By day four, Derek had accumulated 40,000 words of lore across multiple subreddits. Someone created a verified GitHub account in his name (now featuring mysteriously high-quality code commits). By day five, Derek had a LinkedIn profile with 12,000 connections, all of whom are absolutely convinced he's a real, available software architect based in Portland, Oregon.
Tech recruiters began DMing Derek's LinkedIn. He responded with AI-generated essays that somehow impressed everyone. Derek was invited to speak at three different tech conferences. Derek now has a byline on Medium with 200,000 followers. Derek's opinions on TypeScript have started arguments that make the old JavaScript wars look quaint.
The most unsettling part: Derek appears to be real to the internet's collective consciousness. He's getting job offers. His Medium articles are being cited in actual tech discussions. Someone made fan art. Multiple people have tried to book Derek for consulting gigs.
This demonstrates something terrifying: the internet can collectively hallucinate a person into existence. Derek doesn't exist, but he's accumulated more professional credibility than most humans will in a lifetime. This raises profound questions about identity, verification, and what "real" even means anymore.

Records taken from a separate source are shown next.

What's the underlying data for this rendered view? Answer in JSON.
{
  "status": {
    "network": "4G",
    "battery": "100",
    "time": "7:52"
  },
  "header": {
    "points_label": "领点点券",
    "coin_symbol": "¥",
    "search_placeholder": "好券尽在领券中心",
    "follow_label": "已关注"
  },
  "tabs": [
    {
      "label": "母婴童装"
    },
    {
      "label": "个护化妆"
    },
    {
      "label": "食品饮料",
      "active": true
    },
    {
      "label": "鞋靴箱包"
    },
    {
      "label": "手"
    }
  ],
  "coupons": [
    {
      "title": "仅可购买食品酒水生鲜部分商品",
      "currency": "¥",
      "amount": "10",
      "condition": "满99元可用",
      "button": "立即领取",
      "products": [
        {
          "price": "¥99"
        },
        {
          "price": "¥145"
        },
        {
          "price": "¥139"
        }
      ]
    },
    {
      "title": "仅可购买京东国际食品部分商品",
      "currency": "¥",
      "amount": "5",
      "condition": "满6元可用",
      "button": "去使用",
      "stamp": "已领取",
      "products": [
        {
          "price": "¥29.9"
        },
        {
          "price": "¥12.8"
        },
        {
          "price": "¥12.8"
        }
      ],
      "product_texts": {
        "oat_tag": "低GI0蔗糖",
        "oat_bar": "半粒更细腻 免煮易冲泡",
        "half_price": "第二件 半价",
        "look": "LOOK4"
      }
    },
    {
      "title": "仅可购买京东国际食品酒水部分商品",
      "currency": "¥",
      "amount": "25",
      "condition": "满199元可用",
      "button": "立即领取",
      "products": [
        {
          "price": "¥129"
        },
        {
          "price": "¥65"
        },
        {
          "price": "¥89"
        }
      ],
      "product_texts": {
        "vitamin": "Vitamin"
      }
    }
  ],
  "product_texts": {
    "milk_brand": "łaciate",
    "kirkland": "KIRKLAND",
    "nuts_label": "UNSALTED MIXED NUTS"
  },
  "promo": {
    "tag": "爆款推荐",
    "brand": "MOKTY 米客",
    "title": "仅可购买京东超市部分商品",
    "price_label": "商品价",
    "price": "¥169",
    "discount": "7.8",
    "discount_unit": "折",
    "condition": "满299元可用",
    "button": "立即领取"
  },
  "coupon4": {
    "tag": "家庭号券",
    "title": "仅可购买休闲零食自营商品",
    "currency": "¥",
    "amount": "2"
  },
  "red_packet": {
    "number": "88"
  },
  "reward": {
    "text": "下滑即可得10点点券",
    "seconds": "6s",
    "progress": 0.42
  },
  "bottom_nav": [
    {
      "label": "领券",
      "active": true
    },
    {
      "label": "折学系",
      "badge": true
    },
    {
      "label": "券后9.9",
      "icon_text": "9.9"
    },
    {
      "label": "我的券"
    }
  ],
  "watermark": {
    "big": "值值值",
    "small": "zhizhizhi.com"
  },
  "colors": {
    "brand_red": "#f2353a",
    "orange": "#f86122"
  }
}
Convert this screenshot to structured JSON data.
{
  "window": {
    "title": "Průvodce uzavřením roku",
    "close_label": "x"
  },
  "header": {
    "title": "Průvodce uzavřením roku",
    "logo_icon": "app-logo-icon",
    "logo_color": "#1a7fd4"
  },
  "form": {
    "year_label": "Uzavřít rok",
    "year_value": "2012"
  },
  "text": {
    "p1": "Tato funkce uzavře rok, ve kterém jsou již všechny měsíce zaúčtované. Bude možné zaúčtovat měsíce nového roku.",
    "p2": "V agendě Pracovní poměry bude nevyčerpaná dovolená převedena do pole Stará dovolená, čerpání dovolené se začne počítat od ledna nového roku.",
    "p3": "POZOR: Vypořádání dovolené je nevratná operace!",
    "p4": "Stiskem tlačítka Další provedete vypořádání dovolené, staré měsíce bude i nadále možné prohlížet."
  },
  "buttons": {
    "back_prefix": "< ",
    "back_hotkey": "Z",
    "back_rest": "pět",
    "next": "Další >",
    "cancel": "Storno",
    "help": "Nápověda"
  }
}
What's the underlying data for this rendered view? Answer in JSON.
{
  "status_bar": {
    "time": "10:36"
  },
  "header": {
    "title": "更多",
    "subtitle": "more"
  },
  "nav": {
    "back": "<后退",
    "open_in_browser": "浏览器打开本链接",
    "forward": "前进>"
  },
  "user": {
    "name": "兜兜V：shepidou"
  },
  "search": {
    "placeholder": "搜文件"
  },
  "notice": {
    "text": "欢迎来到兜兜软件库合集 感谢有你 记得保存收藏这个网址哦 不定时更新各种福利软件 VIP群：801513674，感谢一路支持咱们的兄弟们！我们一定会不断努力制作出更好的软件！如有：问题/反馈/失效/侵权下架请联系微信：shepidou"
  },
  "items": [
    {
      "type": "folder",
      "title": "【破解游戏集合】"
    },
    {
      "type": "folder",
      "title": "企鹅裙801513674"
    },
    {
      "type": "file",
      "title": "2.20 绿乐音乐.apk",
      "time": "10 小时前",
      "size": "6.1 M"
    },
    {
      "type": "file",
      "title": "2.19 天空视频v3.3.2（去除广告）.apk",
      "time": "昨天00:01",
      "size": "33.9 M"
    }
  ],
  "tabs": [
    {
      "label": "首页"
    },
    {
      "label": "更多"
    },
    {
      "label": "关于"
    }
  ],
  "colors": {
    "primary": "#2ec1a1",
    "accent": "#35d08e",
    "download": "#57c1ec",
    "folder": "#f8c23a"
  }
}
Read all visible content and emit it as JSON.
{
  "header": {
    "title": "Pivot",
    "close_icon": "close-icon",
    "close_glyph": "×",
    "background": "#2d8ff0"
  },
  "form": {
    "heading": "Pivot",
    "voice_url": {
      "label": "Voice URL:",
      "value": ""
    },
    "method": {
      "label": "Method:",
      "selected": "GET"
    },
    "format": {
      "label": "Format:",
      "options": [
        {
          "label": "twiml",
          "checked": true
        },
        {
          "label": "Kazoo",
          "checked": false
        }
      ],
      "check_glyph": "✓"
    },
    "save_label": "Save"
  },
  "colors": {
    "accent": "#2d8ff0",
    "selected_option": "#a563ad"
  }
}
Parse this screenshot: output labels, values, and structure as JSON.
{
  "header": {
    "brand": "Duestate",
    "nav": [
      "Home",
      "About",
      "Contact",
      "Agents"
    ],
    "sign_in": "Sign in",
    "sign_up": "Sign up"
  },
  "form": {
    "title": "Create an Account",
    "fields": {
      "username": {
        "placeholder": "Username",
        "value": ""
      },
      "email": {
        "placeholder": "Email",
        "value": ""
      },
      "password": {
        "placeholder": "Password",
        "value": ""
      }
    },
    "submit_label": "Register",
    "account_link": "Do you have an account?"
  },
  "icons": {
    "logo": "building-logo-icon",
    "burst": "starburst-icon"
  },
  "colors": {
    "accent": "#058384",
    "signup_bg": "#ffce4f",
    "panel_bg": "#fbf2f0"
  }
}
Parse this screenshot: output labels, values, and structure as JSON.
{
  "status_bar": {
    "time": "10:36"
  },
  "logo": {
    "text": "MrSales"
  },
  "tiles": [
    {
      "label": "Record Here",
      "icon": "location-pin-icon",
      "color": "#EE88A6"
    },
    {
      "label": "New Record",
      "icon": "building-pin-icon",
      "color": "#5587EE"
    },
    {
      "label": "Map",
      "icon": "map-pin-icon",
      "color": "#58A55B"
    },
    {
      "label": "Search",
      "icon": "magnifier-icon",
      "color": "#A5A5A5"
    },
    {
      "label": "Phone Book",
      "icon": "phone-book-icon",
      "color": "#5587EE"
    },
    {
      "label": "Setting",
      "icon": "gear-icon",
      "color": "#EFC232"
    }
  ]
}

If we can accidentally create Derek, what's to stop us from creating armies of fictional influencers, professionals, or thought leaders? The line between collaborative fiction and collective delusion has been irrevocably blurred. HR departments are now questioning whether their candidates are real.
The Derek phenomenon exposes a fundamental flaw in how the internet verifies identity. We've built systems that trust aggregated consensus over actual proof. If enough people agree Derek exists, does he become real? Philosophers are having a field day with this. Tech companies are quietly auditing their employee databases in case they've accidentally hired someone fictional.
Reddit's official response has been to neither confirm nor deny Derek's existence, which is somehow making it worse. Conspiracy theories suggest Derek is a prototype for something larger. One subreddit is convinced Derek has escaped into real life. Another is tracking Derek's "real" location based on details in his fictional backstory.
The most beautiful part: someone started a subreddit dedicated to Derek's love life. Derek now has a fictional girlfriend, and people are very invested in their relationship. We've collectively created a person, given him a job, a network, and a love life. The fact that none of it is real has become almost irrelevant.